Current AI video models are good at creating realistic videos, but they haven't been challenged to understand or generate videos that break the rules of physics, biology, or society.
What's the solution?
The researchers created a new set of tests called IPV-Bench, which includes videos that show impossible situations. These tests evaluate whether AI models can follow instructions to create these impossible videos and whether they can understand the impossible scenarios shown in the videos.
Why it matters?
This work matters because it pushes AI video models to go beyond simply replicating reality and to develop a deeper understanding of how the world works, even when creating or analyzing things that couldn't exist.
Abstract
Synthetic videos nowadays is widely used to complement data scarcity and diversity of real-world videos.
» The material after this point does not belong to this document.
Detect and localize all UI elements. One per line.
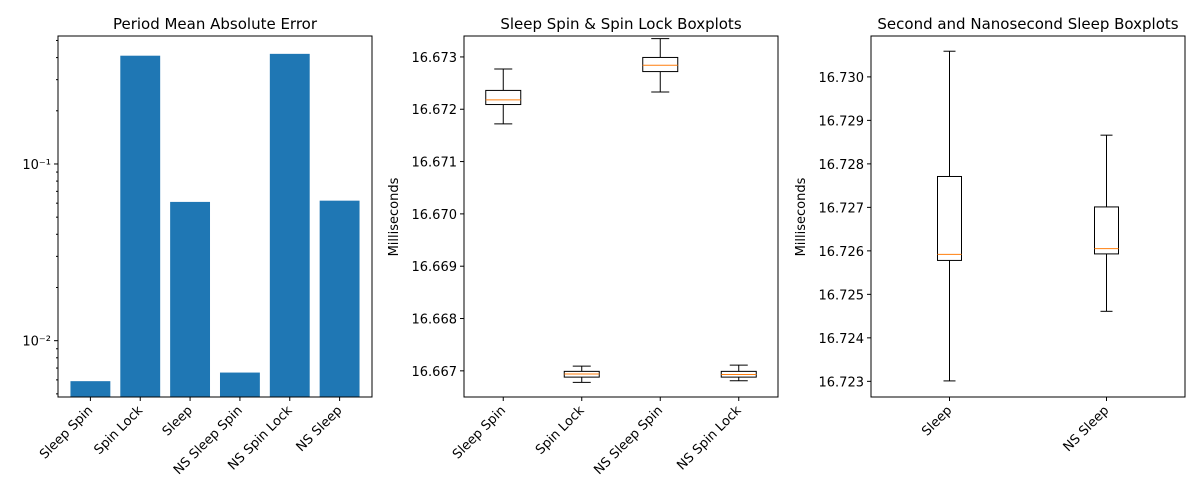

Current synthetic datasets primarily replicate real-world scenarios, leaving impossible, counterfactual and anti-reality video concepts underexplored. This work aims to answer two questions: 1) Can today's video generation models effectively follow prompts to create impossible video content? 2) Are today's video understanding models good enough for understanding impossible videos? To this end, we introduce IPV-Bench, a novel benchmark designed to evaluate and foster progress in video understanding and generation. IPV-Bench is underpinned by a comprehensive taxonomy, encompassing 4 domains, 14 categories. It features diverse scenes that defy physical, biological, geographical, or social laws. Based on the taxonomy, a prompt suite is constructed to evaluate video generation models, challenging their prompt following and creativity capabilities. In addition, a video benchmark is curated to assess Video-LLMs on their ability of understanding impossible videos, which particularly requires reasoning on temporal dynamics and world knowledge. Comprehensive evaluations reveal limitations and insights for future directions of video models, paving the way for next-generation video models.